Indigenous Leaders Erect Traditional ‘Watch House’ Near Kinder Morgan Pipeline Route
Local Indigenous people on Saturday erected a traditional Coast Salish Watch House near Kinder Morgan's Trans Mountain Pipeline route. Watch Houses have been used since time immemorial to guard territory from danger. This was followed by a 10,000 strong march of supporters to the site, with Indigenous leaders calling Canadian Prime Minister Justin Trudeau's approval of the pipeline "a major step backwards" in their relations and for the climate.
Will George, a Tsleil-Waututh member said, "My ancestors built Kwekwecnewtxw - 'a place to watch from' - when danger threatened our people. Danger threatens our people now, as Kinder Morgan tries to send hazardous diluted bitumen through our territory. Today we build our own watch house to protect the Salish Sea and the people who depend on it."
Kwekwecnewtxw, Protect the Inlet, was the largest-ever show of opposition to Kinder Morgan's planned expansion of the Trans Mountain pipeline and tanker project. Led by Indigenous peoples from across Canada and the United States - including the Mohawk Council of Kanesatake, Athabaska Chipewyan Nation, and Ihanktonwan Dakota and Chickasaw Nations - the march wound its way from Lake City Way Sky train Station, finishing at a rally at the Watch House site where Grand Chief Stewart Phillip called on the crowd to join him in escalating action to stop Kinder Morgan in the coming days.

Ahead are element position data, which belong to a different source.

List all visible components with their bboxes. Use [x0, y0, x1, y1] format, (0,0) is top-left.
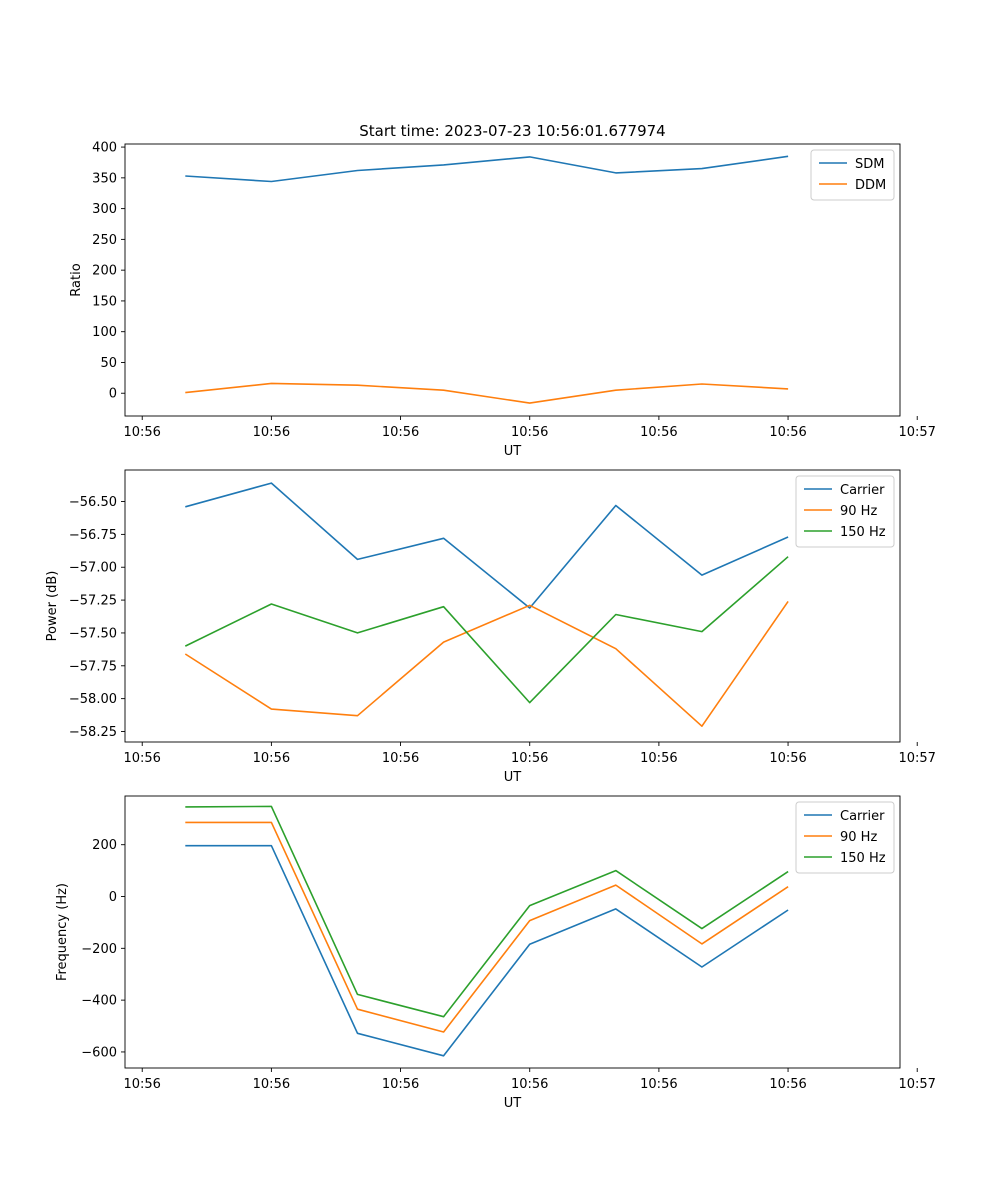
axes-frame: [124, 143, 901, 417]
legend-label: DDM: [855, 178, 886, 193]
chart-panel-1: 10:56 10:56 10:56 10:56 10:56 10:56 10:57 0 50 10…: [69, 141, 936, 459]
x-axis-label: UT: [504, 1096, 522, 1111]
legend: Carrier 90 Hz 150 Hz: [795, 801, 895, 874]
legend-label: 150 Hz: [840, 525, 886, 540]
x-tick-label: 10:56: [253, 751, 290, 766]
legend: Carrier 90 Hz 150 Hz: [795, 475, 895, 548]
legend-box: [795, 801, 895, 874]
x-tick-label: 10:56: [253, 425, 290, 440]
x-tick-label: 10:56: [640, 1077, 677, 1092]
y-tick-label: 200: [92, 264, 117, 279]
y-axis-label: Ratio: [69, 263, 84, 296]
legend-label: Carrier: [840, 809, 885, 824]
x-tick-label: 10:56: [769, 425, 806, 440]
x-tick-label: 10:57: [898, 425, 935, 440]
x-tick-label: 10:56: [382, 1077, 419, 1092]
x-tick-label: 10:56: [511, 1077, 548, 1092]
legend-box: [795, 475, 895, 548]
y-tick-label: 350: [92, 171, 117, 186]
y-tick-label: 100: [92, 325, 117, 340]
y-tick-label: 0: [109, 387, 117, 402]
y-tick-label: −400: [81, 994, 117, 1009]
legend-label: 90 Hz: [840, 504, 877, 519]
x-tick-label: 10:56: [253, 1077, 290, 1092]
axes-frame: [124, 795, 901, 1069]
x-tick-label: 10:56: [123, 425, 160, 440]
y-axis-label: Power (dB): [45, 571, 60, 642]
series-line-150-hz: [185, 805, 789, 1018]
x-tick-label: 10:56: [769, 751, 806, 766]
y-tick-label: −200: [81, 942, 117, 957]
x-tick-label: 10:56: [382, 425, 419, 440]
y-tick-label: −56.50: [69, 495, 117, 510]
series-line-sdm: [185, 155, 789, 183]
x-tick-label: 10:56: [382, 751, 419, 766]
figure-title: Start time: 2023-07-23 10:56:01.677974: [359, 122, 665, 140]
y-tick-label: 250: [92, 233, 117, 248]
x-axis-label: UT: [504, 444, 522, 459]
x-tick-label: 10:56: [123, 751, 160, 766]
y-tick-label: −58.25: [69, 725, 117, 740]
y-tick-label: −57.25: [69, 594, 117, 609]
legend-label: Carrier: [840, 483, 885, 498]
legend-label: 150 Hz: [840, 851, 886, 866]
y-tick-label: −58.00: [69, 692, 117, 707]
y-axis-label: Frequency (Hz): [55, 883, 70, 981]
x-tick-label: 10:56: [123, 1077, 160, 1092]
x-axis-label: UT: [504, 770, 522, 785]
x-tick-label: 10:57: [898, 1077, 935, 1092]
y-tick-label: 150: [92, 294, 117, 309]
series-line-carrier: [185, 482, 789, 609]
y-tick-label: −57.00: [69, 561, 117, 576]
chart-panel-2: 10:56 10:56 10:56 10:56 10:56 10:56 10:57 −58.2…: [45, 469, 936, 785]
y-tick-label: 200: [92, 838, 117, 853]
y-tick-label: −56.75: [69, 528, 117, 543]
y-tick-label: 50: [100, 356, 117, 371]
x-tick-label: 10:56: [769, 1077, 806, 1092]
y-tick-label: 0: [109, 890, 117, 905]
series-line-carrier: [185, 844, 789, 1057]
y-tick-label: −57.50: [69, 626, 117, 641]
series-line-150-hz: [184, 556, 789, 704]
legend-label: SDM: [855, 157, 884, 172]
x-tick-label: 10:56: [640, 425, 677, 440]
legend-label: 90 Hz: [840, 830, 877, 845]
y-tick-label: −600: [81, 1045, 117, 1060]
series-line-90-hz: [184, 600, 789, 728]
series-line-ddm: [185, 382, 789, 404]
y-tick-label: 300: [92, 202, 117, 217]
x-tick-label: 10:56: [511, 425, 548, 440]
x-tick-label: 10:57: [898, 751, 935, 766]
x-tick-label: 10:56: [511, 751, 548, 766]
chart-panel-3: 10:56 10:56 10:56 10:56 10:56 10:56 10:57 −600 −…: [55, 795, 936, 1111]
x-tick-label: 10:56: [640, 751, 677, 766]
y-tick-label: −57.75: [69, 659, 117, 674]
series-line-90-hz: [185, 821, 789, 1033]
legend: SDM DDM: [810, 149, 895, 201]
axes-frame: [124, 469, 901, 743]
y-tick-label: 400: [92, 141, 117, 156]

Construction of the Watch house will continue through the day and into the night, with organizers expecting to be finished by Monday. Once completed, the Watch House will be a base for ongoing opposition to the Kinder Morgan pipeline.
"Prime Minister Justin Trudeau has said we can protect the water, the coasts, and the climate while still building new tar sands pipelines like Kinder Morgan. But I came here to join with other water protectors to say that he's wrong," said Autumn Peltier, a 13-year old internationally recognized water ambassador from Wikwemikong First Nation in northern Ontario.